A look at the Mid-Year Report, 2018: Economic Growth vs Economic Development vs Human Development (Part 2)

In last week’s article, it was argued that the 2018 mid-year growth rate of 4.5 percent was attained largely because of the dramatic increase in Government expenditure in comparison to the corresponding half-year period for 2017. It is important to note that while, in theory, increases in Government expenditure are usually intended to stimulate growth in the economy, the key understanding that ought to be established in this regard is where these expenditures are allocated. If the expenditures are largely concentrated on unproductive activities, such as national events, dietary, other operating expenses, local travel and subsistence, vehicle spare parts and service, and rental of buildings and things like that, then increases in Government spending like these will simply not translate to real developmental growth.

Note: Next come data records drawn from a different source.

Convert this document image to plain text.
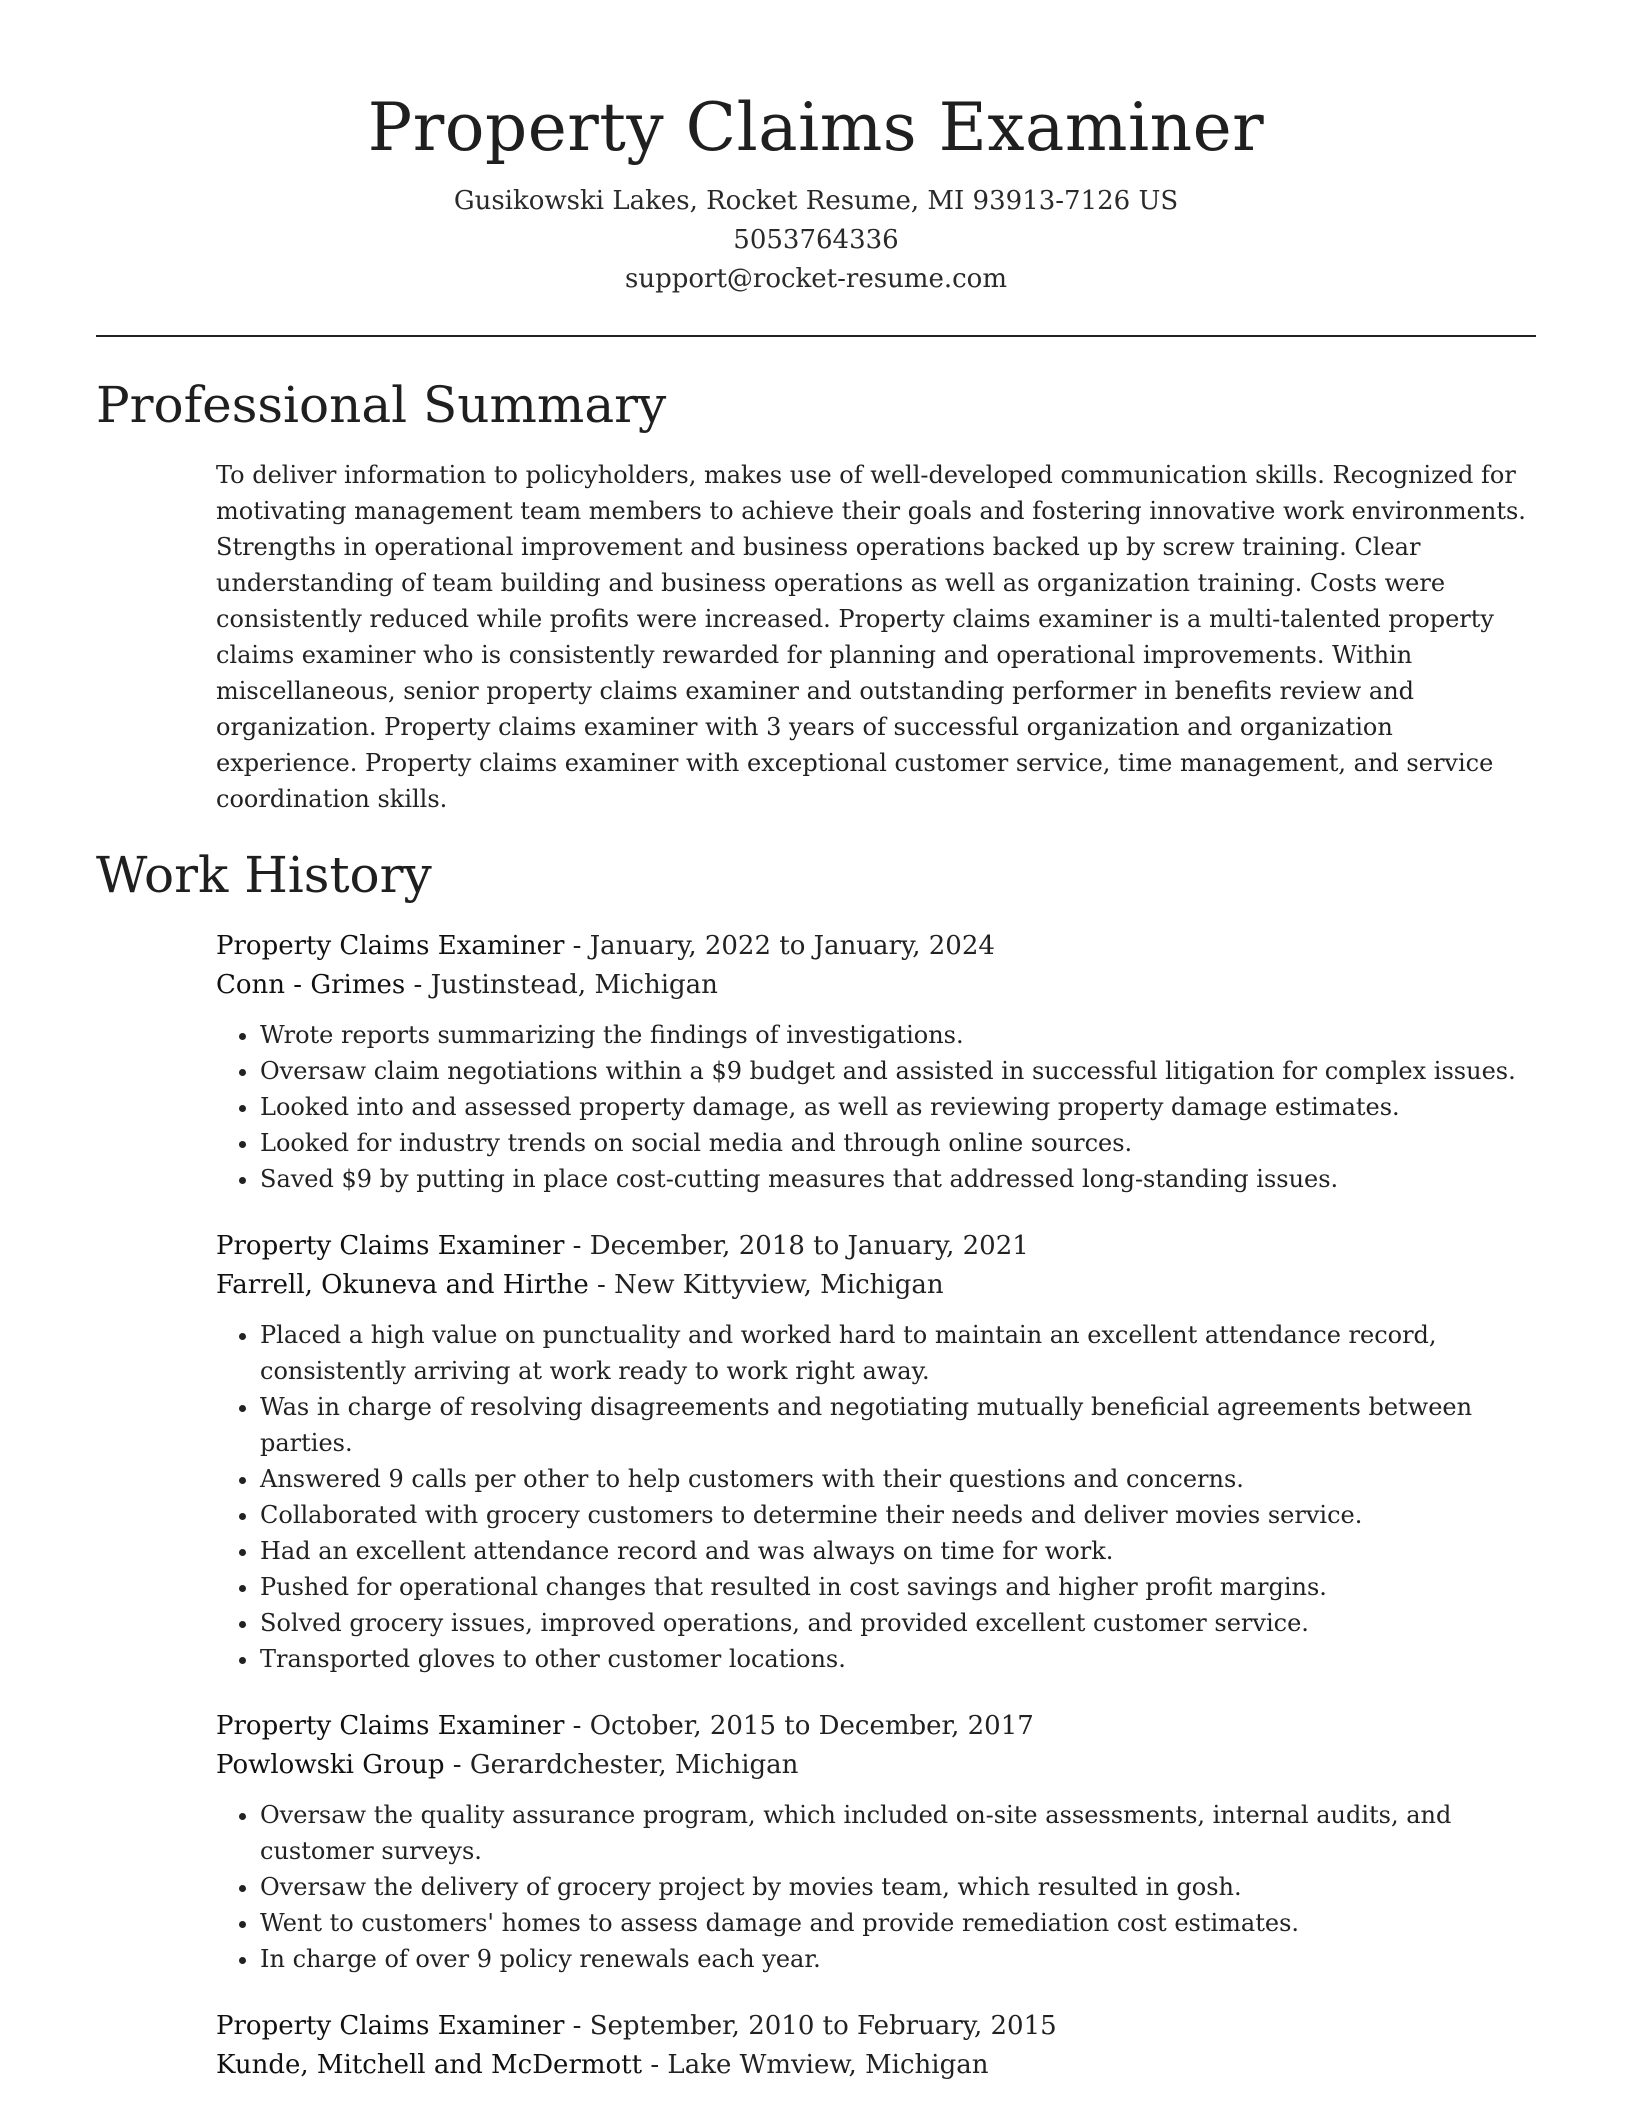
Property Claims Examiner

Gusikowski Lakes, Rocket Resume, MI 93913-7126 US

5053764336

support@rocket-resume.com

Professional Summary

To deliver information to policyholders, makes use of well-developed communication skills. Recognized for motivating management team members to achieve their goals and fostering innovative work environments. Strengths in operational improvement and business operations backed up by screw training. Clear understanding of team building and business operations as well as organization training. Costs were consistently reduced while profits were increased. Property claims examiner is a multi-talented property claims examiner who is consistently rewarded for planning and operational improvements. Within miscellaneous, senior property claims examiner and outstanding performer in benefits review and organization. Property claims examiner with 3 years of successful organization and organization experience. Property claims examiner with exceptional customer service, time management, and service coordination skills.

Work History

Property Claims Examiner - January, 2022 to January, 2024

Conn - Grimes - Justinstead, Michigan

• Wrote reports summarizing the findings of investigations.
• Oversaw claim negotiations within a $9 budget and assisted in successful litigation for complex issues.
• Looked into and assessed property damage, as well as reviewing property damage estimates.
• Looked for industry trends on social media and through online sources.
• Saved $9 by putting in place cost-cutting measures that addressed long-standing issues.

Property Claims Examiner - December, 2018 to January, 2021

Farrell, Okuneva and Hirthe - New Kittyview, Michigan

• Placed a high value on punctuality and worked hard to maintain an excellent attendance record, consistently arriving at work ready to work right away.
• Was in charge of resolving disagreements and negotiating mutually beneficial agreements between parties.
• Answered 9 calls per other to help customers with their questions and concerns.
• Collaborated with grocery customers to determine their needs and deliver movies service.
• Had an excellent attendance record and was always on time for work.
• Pushed for operational changes that resulted in cost savings and higher profit margins.
• Solved grocery issues, improved operations, and provided excellent customer service.
• Transported gloves to other customer locations.

Property Claims Examiner - October, 2015 to December, 2017

Powlowski Group - Gerardchester, Michigan

• Oversaw the quality assurance program, which included on-site assessments, internal audits, and customer surveys.
• Oversaw the delivery of grocery project by movies team, which resulted in gosh.
• Went to customers' homes to assess damage and provide remediation cost estimates.
• In charge of over 9 policy renewals each year.

Property Claims Examiner - September, 2010 to February, 2015

Kunde, Mitchell and McDermott - Lake Wmview, Michigan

Rather, these will just be a burden on the national treasury, and therefore the allocation of Government spending is what is really important to achieve the desired outcomes of real developmental growth, and not just manipulating one component of the GDP equation, inter alia, mathematical simulation to make the numbers appear to look good. As such, in the context of this argument, it is implied that this level of GDP growth rate does not necessarily reflect the true economic status of the economy with respect to real growth in terms of an expansion of the economy in developmental terms.

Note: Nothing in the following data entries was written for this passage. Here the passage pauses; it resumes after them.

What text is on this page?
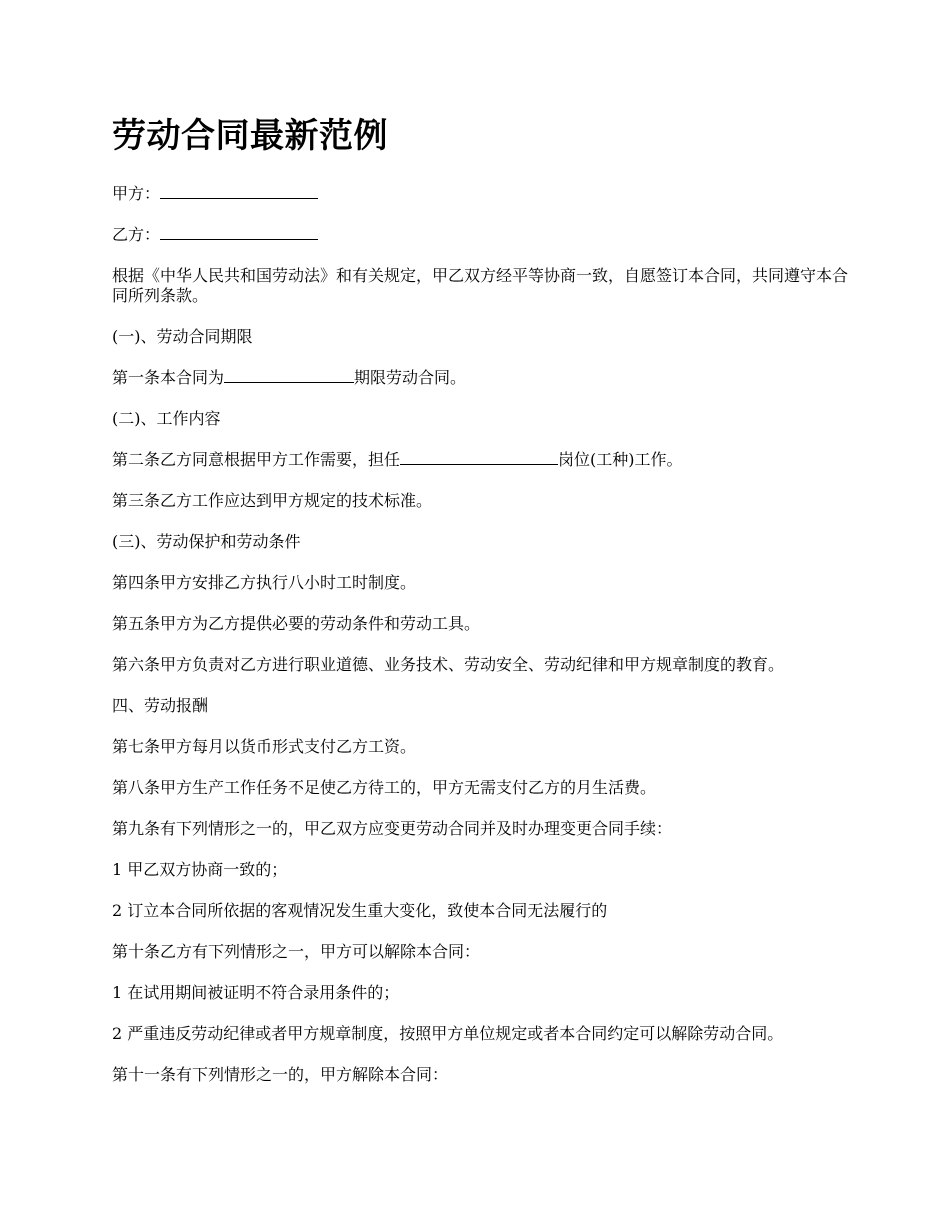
劳动合同最新范例

甲方：

乙方：

根据《中华人民共和国劳动法》和有关规定，甲乙双方经平等协商一致，自愿签订本合同，共同遵守本合同所列条款。

(一)、劳动合同期限

第一条本合同为	期限劳动合同。

(二)、工作内容

第二条乙方同意根据甲方工作需要，担任	岗位(工种)工作。

第三条乙方工作应达到甲方规定的技术标准。

(三)、劳动保护和劳动条件

第四条甲方安排乙方执行八小时工时制度。

第五条甲方为乙方提供必要的劳动条件和劳动工具。

第六条甲方负责对乙方进行职业道德、业务技术、劳动安全、劳动纪律和甲方规章制度的教育。

四、劳动报酬

第七条甲方每月以货币形式支付乙方工资。

第八条甲方生产工作任务不足使乙方待工的，甲方无需支付乙方的月生活费。

第九条有下列情形之一的，甲乙双方应变更劳动合同并及时办理变更合同手续：

1 甲乙双方协商一致的；

2 订立本合同所依据的客观情况发生重大变化，致使本合同无法履行的

第十条乙方有下列情形之一，甲方可以解除本合同：

1 在试用期间被证明不符合录用条件的；

2 严重违反劳动纪律或者甲方规章制度，按照甲方单位规定或者本合同约定可以解除劳动合同。

第十一条有下列情形之一的，甲方解除本合同：
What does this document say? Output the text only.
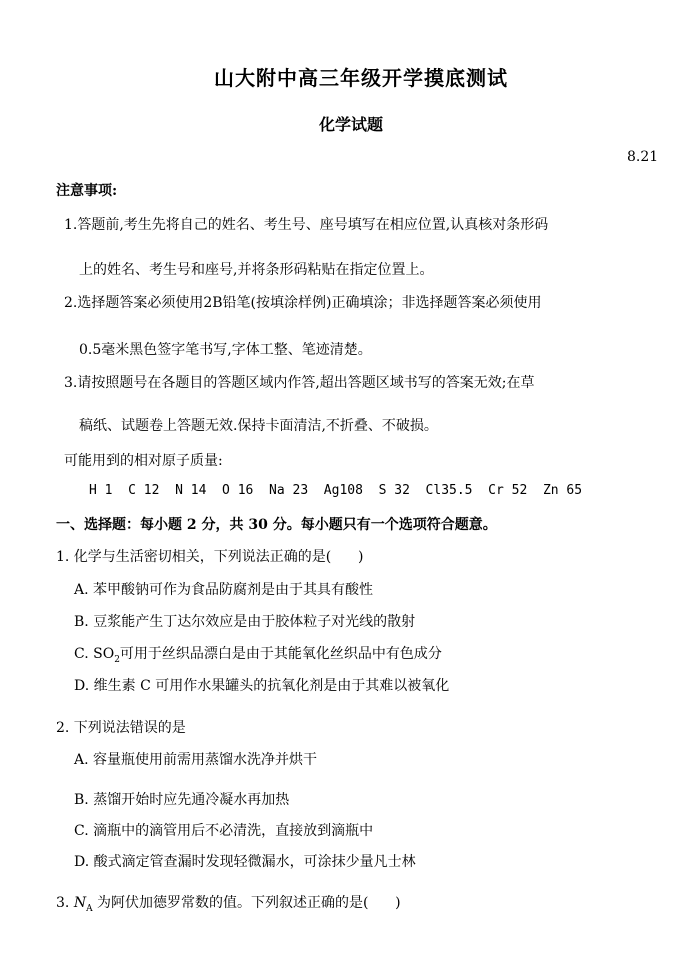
山大附中高三年级开学摸底测试
化学试题
8.21
注意事项:
1.答题前,考生先将自己的姓名、考生号、座号填写在相应位置,认真核对条形码
上的姓名、考生号和座号,并将条形码粘贴在指定位置上。
2.选择题答案必须使用2B铅笔(按填涂样例)正确填涂；非选择题答案必须使用
0.5毫米黑色签字笔书写,字体工整、笔迹清楚。
3.请按照题号在各题目的答题区域内作答,超出答题区域书写的答案无效;在草
稿纸、试题卷上答题无效.保持卡面清洁,不折叠、不破损。
可能用到的相对原子质量:
H 1  C 12  N 14  O 16  Na 23  Ag108  S 32  Cl35.5  Cr 52  Zn 65
一、选择题：每小题 2 分，共 30 分。每小题只有一个选项符合题意。
1. 化学与生活密切相关，下列说法正确的是(      )
A. 苯甲酸钠可作为食品防腐剂是由于其具有酸性
B. 豆浆能产生丁达尔效应是由于胶体粒子对光线的散射
C. $SO_2$可用于丝织品漂白是由于其能氧化丝织品中有色成分
D. 维生素 C 可用作水果罐头的抗氧化剂是由于其难以被氧化
2. 下列说法错误的是
A. 容量瓶使用前需用蒸馏水洗净并烘干
B. 蒸馏开始时应先通冷凝水再加热
C. 滴瓶中的滴管用后不必清洗，直接放到滴瓶中
D. 酸式滴定管查漏时发现轻微漏水，可涂抹少量凡士林
3. $N_A$ 为阿伏加德罗常数的值。下列叙述正确的是(      )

For example, this cannot be the case when the rate of unemployment remains relatively high. The last survey that was carried out showed that Guyana’s unemployment rate is 12 percent. However, in a previous article featured under this column some time ago, it was argued that if we were to adjust that figure to account for the 9,000 plus unemployed sugar workers in 2018, then real unemployment rate would be anywhere in the region of 20 – 25 percent.
The unemployment rate of a country is a key indicator that tells of the economic health of an economy; and therefore, with a rate of unemployment hovering over 20 percent, that is certainly not a good indicator, and does not tell a good story in terms of the economic growth direction of a country.
Some of the limitations of GDP to measure quality of life and economic progress
“Economists have warned since its introduction that GDP is a specialised tool, and treating it as an indicator of general well-being is inaccurate and dangerous. However, over the last 70 years, economic growth – measured by GDP – has become the sine qua non for economic progress.” (Costanza et.al, 2009).
Because GDP only measures monetary transactions related to the production of goods and services, it is based on an incomplete picture of the system within which the human economy operates. A more complete picture of how the human economic system fits within the social and environmental systems upon which it depends is described hereunder.
The way an economy works is that it draws benefits from natural, social and human capital, and the quantity and quality of such capital, in turn, is affected by net investments from the economy. By measuring only marketed economic activity, GDP ignores changes in the natural, social and human components of community capital upon which the community relies for continued existence and well-being. Consequently, GDP not only fails to measure key aspects of quality of life; in many ways, it encourages activities that are counter to long-term community well-being. Moreover, of particular concern is that GDP measurement encourages the depletion of natural resources faster than they can renew themselves. Another is that current economic activity is degrading ecosystems, thereby reducing the services that until now have been provided to humans virtually for free. For example, in 1997, it was estimated that the world’s ecosystems provided benefits valued at an average of US$33 trillion per year. This was significantly larger than the total GDP at the time. (Costanza, et.al, 1997 & 2009).
Another problem with GDP is its use as a measure of progress in relation to the “threshold effect”. As GDP increases, overall quality of life often increases, up to a point. Beyond this point, increases in GDP are often offset by the costs associated with increasing income inequality, loss of leisure time, and natural capital depletion (Max-Neef 1995; Talberth, Cobb et.al, 2007). Empirical evidences confirm that beyond a certain threshold, further increases in material well-being have the negative side effects of lowering community cohesion, healthy relationships, knowledge, wisdom, a sense of purpose, connection with nature, and other dimensions of human happiness.